Good idea! I have just put it in the TODO file (rev 8eb7e1dc4069).

> As VIFF only works for passive adversaries this is not a problem at
> the moment, but it should be noted so we do not forget about it when
> the time comes to protect against active adversaries. By then they
> might have fixed things in the underlying structure.

That would be nice! :-)

> On a side note I have a proposal for how to limit/standardize the
> size of the packets. Currently if I understand correctly each
> operation is given a number and a subnumber and so on. E.g.
> 11.3.6.2.1 this might expand to quite a number of elements if you
> have to go real deep into the tree.

Correct, but I don't think this is a real problem since the depth of
the tree will normally be quite small.

The tree is determined by the stack depth when the methods in the VIFF
runtime call each other. Each time a method decorated with
@increment_pc calls another decorated method, we enter a new level in
the tree.

Tomas and I have previously discussed other ways to keep track of the
program counter, but they all ended up growing in size proportional to
the depth of the *dependency tree* between the variables.

So in a program like this

  x = a * b
  y = x * c
  z = y * d

the variable z would depend on all others:

        z
       / \
      y   d
     / \
    x   c
   / \
  a   b

We do not want a scheme where z would carry a program counter of
length 4 in this case. And so the current scheme wont do that. If the
program counter start at [0] before the assignment to x, then it will
grow like this:

  x = a * b  ->  [1, 0]
  y = x * c  ->  [2, 0]
  z = y * d  ->  [3, 0]

Now that I study the code again I believe I have found a bug: the
callback method in Runtime does not increase the program counter, and
so in mul, both _shamir_share and _recombine sees the same program
counter. And _recombine doesn't even need the program counter since it
simply calls shamir.recombine. Oh well, I better try and fix that...

Thanks for prompting me to look over this once more -- the program
counter code is deep magic, I'm afraid :-/ It also took quite a while
to get it to the code you see today, previously you had to increase
the PC yourself at the correct moments. That was no fun!

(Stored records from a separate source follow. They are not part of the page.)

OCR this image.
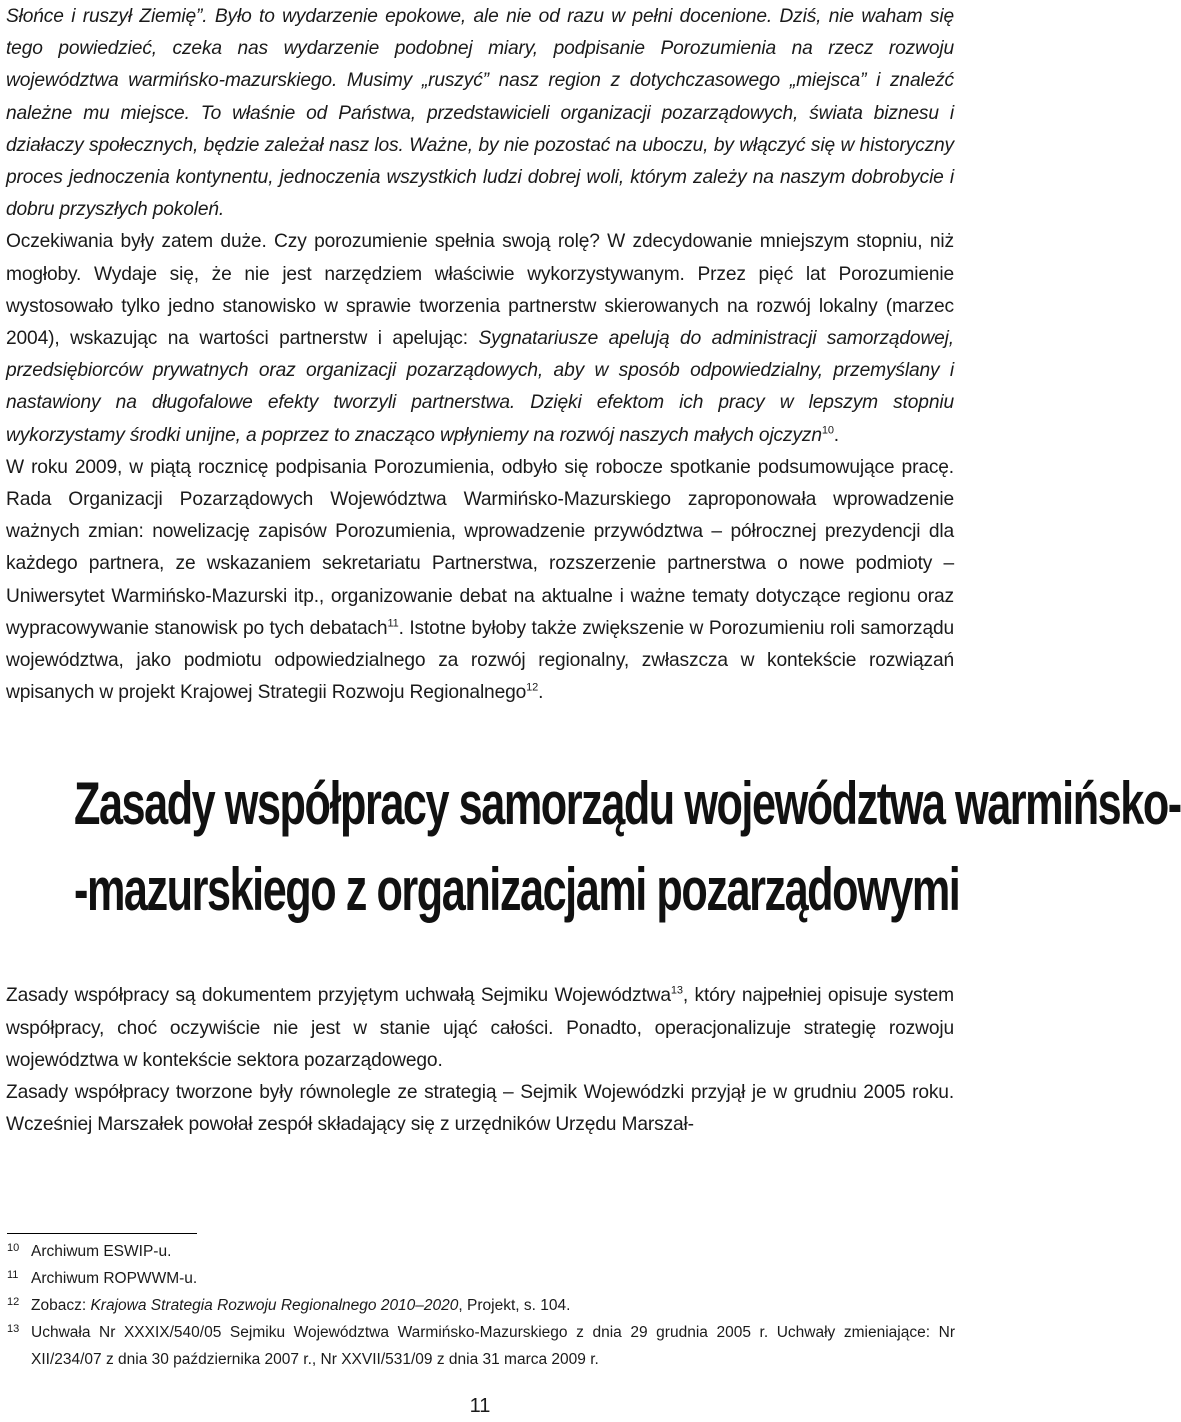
Słońce i ruszył Ziemię”. Było to wydarzenie epokowe, ale nie od razu w pełni docenione. Dziś, nie waham się tego powiedzieć, czeka nas wydarzenie podobnej miary, podpisanie Porozumienia na rzecz rozwoju województwa warmińsko-mazurskiego. Musimy „ruszyć” nasz region z dotychczasowego „miejsca” i znaleźć należne mu miejsce. To właśnie od Państwa, przedstawicieli organizacji pozarządowych, świata biznesu i działaczy społecznych, będzie zależał nasz los. Ważne, by nie pozostać na uboczu, by włączyć się w historyczny proces jednoczenia kontynentu, jednoczenia wszystkich ludzi dobrej woli, którym zależy na naszym dobrobycie i dobru przyszłych pokoleń.

Oczekiwania były zatem duże. Czy porozumienie spełnia swoją rolę? W zdecydowanie mniejszym stopniu, niż mogłoby. Wydaje się, że nie jest narzędziem właściwie wykorzystywanym. Przez pięć lat Porozumienie wystosowało tylko jedno stanowisko w sprawie tworzenia partnerstw skierowanych na rozwój lokalny (marzec 2004), wskazując na wartości partnerstw i apelując: Sygnatariusze apelują do administracji samorządowej, przedsiębiorców prywatnych oraz organizacji pozarządowych, aby w sposób odpowiedzialny, przemyślany i nastawiony na długofalowe efekty tworzyli partnerstwa. Dzięki efektom ich pracy w lepszym stopniu wykorzystamy środki unijne, a poprzez to znacząco wpłyniemy na rozwój naszych małych ojczyzn$^{10}$.

W roku 2009, w piątą rocznicę podpisania Porozumienia, odbyło się robocze spotkanie podsumowujące pracę. Rada Organizacji Pozarządowych Województwa Warmińsko-Mazurskiego zaproponowała wprowadzenie ważnych zmian: nowelizację zapisów Porozumienia, wprowadzenie przywództwa – półrocznej prezydencji dla każdego partnera, ze wskazaniem sekretariatu Partnerstwa, rozszerzenie partnerstwa o nowe podmioty – Uniwersytet Warmińsko-Mazurski itp., organizowanie debat na aktualne i ważne tematy dotyczące regionu oraz wypracowywanie stanowisk po tych debatach$^{11}$. Istotne byłoby także zwiększenie w Porozumieniu roli samorządu województwa, jako podmiotu odpowiedzialnego za rozwój regionalny, zwłaszcza w kontekście rozwiązań wpisanych w projekt Krajowej Strategii Rozwoju Regionalnego$^{12}$.

Zasady współpracy samorządu województwa warmińsko-
-mazurskiego z organizacjami pozarządowymi

Zasady współpracy są dokumentem przyjętym uchwałą Sejmiku Województwa$^{13}$, który najpełniej opisuje system współpracy, choć oczywiście nie jest w stanie ująć całości. Ponadto, operacjonalizuje strategię rozwoju województwa w kontekście sektora pozarządowego.

Zasady współpracy tworzone były równolegle ze strategią – Sejmik Wojewódzki przyjął je w grudniu 2005 roku. Wcześniej Marszałek powołał zespół składający się z urzędników Urzędu Marszał-

10 Archiwum ESWIP-u.
11 Archiwum ROPWWM-u.
12 Zobacz: Krajowa Strategia Rozwoju Regionalnego 2010–2020, Projekt, s. 104.
13 Uchwała Nr XXXIX/540/05 Sejmiku Województwa Warmińsko-Mazurskiego z dnia 29 grudnia 2005 r. Uchwały zmieniające: Nr XII/234/07 z dnia 30 października 2007 r., Nr XXVII/531/09 z dnia 31 marca 2009 r.
11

> My proposal is to limit the size of what is sent by hashing these
> values. Into a fixed 64 or 128 bit value. Then keep a list of
> possible operations and their corresponding hash values in each
> node. This list of hashes might grow quite big, but in my view it
> might still be manageable.
>
> For loops and such we have to define a max number of iterations or
> have a small counter along with this hash value.

The cool thing about the current scheme is that loops don't increate
the number of components in the program counter -- they only increase
one of the counters.

> [...]
>
> Assuming binary encoding (but we could also go for encoding in
> ascii) The packet for shares are then as follows:
> 1-byte version number (01)
> 1-byte packet type (01 - for shares)
> 4-byte salt
> 1-byte X number of shares are in this packet
> Repeated X times:
> 8 or 16-byte of hash value
> log(p)/8-byte share value

I definitely think we will eventually need something like this -- a
format where each packet is a number of plain bytes that can simply be
read and turned into integers quickly and securely.